One can not know for sure whether China feels it is ready to flex its muscles and act militarily. China may be strong enough to where major global powers would look the other way if China acts. Western democracies are too busy dealing with COVID19 and internal social issues to defend this threat. Perhaps China has also ensured that these Western democracies are weak by either engineering or exacerbating these Western democracies’ issues with their extensive infiltration. This China decision is coming closer and maybe inevitable. Will Myanmar be the trigger?
So, where is the U.S. in all this?
With the widening internal political divide in America and the internal social focus of many, is Joe Biden ready for his first major geopolitical test if things get really “hot” in the Southeast Asian region? A few things to ponder first:
- Is the U.S. military more worried about being “woke” or fighting the threats to the U.S., purging those that would disagree – see here?
- Is Joe’s health up to the stress of a major geopolitical event? See here – Biden’s cognitive problems with aging dementia.
- Does Joe Biden have too many conflicts of interest with China that may affect his judgment – see here?
- If something should happen to Joe, would Vice President Kamala Harris be able to handle a geopolitical situation with China, along with the ethnically driven conflict in Myanmar – in a “woke” manner? What foreign policy experience does she have?
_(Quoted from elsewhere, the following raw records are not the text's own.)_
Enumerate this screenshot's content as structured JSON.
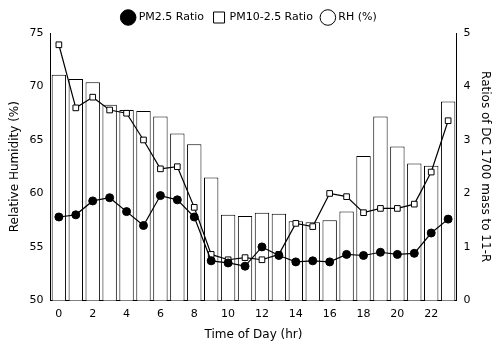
{
  "chart_data": {
    "type": "bar",
    "x_label": "Time of Day (hr)",
    "y_label": "Relative Humidity (%)",
    "y2_label": "Ratios of DC 1700 mass to 11-R",
    "x": [
      0,
      1,
      2,
      3,
      4,
      5,
      6,
      7,
      8,
      9,
      10,
      11,
      12,
      13,
      14,
      15,
      16,
      17,
      18,
      19,
      20,
      21,
      22,
      23
    ],
    "xlim": [
      -0.5,
      23.5
    ],
    "xticks": [
      0,
      2,
      4,
      6,
      8,
      10,
      12,
      14,
      16,
      18,
      20,
      22
    ],
    "ylim": [
      50,
      75
    ],
    "yticks": [
      50,
      55,
      60,
      65,
      70,
      75
    ],
    "y2lim": [
      0,
      5
    ],
    "y2ticks": [
      0,
      1,
      2,
      3,
      4,
      5
    ],
    "grid": false,
    "legend": "top",
    "series": [
      {
        "name": "RH (%)",
        "type": "bar",
        "color": "#ffffff",
        "values": [
          71.1,
          70.7,
          70.4,
          68.3,
          67.8,
          67.7,
          67.2,
          65.6,
          64.6,
          61.5,
          58.0,
          57.9,
          58.2,
          58.1,
          57.4,
          57.3,
          57.5,
          58.3,
          63.5,
          67.2,
          64.4,
          62.8,
          62.6,
          68.6
        ]
      },
      {
        "name": "PM2.5 Ratio",
        "type": "line",
        "axis": "y2",
        "color": "#000000",
        "marker": "circle",
        "line_style": "solid",
        "values": [
          1.56,
          1.6,
          1.86,
          1.92,
          1.66,
          1.4,
          1.96,
          1.88,
          1.56,
          0.74,
          0.7,
          0.64,
          1.0,
          0.84,
          0.72,
          0.74,
          0.72,
          0.86,
          0.84,
          0.9,
          0.86,
          0.88,
          1.26,
          1.52
        ]
      },
      {
        "name": "PM10-2.5 Ratio",
        "type": "line",
        "axis": "y2",
        "color": "#000000",
        "marker": "open_square",
        "line_style": "solid",
        "values": [
          4.78,
          3.6,
          3.8,
          3.56,
          3.5,
          3.0,
          2.46,
          2.5,
          1.74,
          0.86,
          0.76,
          0.8,
          0.76,
          0.86,
          1.44,
          1.38,
          2.0,
          1.94,
          1.64,
          1.72,
          1.72,
          1.8,
          2.4,
          3.36
        ]
      }
    ]
  }
}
- Will America live up to the commitments to militarily backstop Japan, Taiwan, South Korea, the Philippines, and other partners in the region?
Many foreign policy experts feel that there is not much for the U.S. to do in Myanmar. They feel that Myanmar does not impinge on vital U.S. interests or require dramatic action. Besides, the U.S. has little leverage over Myanmar. U.S. trade with Myanmar amounted to roughly $1.4 billion, but Myanmar’s annual trade with China is more than 10 times that (about $17 billion in 2019). But this assumes that the Myanmar situation stays contained.
Is America and its Allies asleep to this potential Chinese threat?
There is no question that the U.S. is still the only superpower left in the world that can act as a check on China’s aggression. Its potential military strength is unparalleled. The real question is, does America and its Allies have the resolve. A few years ago, the answer would have been yes. Today, one can not be so sure. The players in the region very well may be wondering the same thing.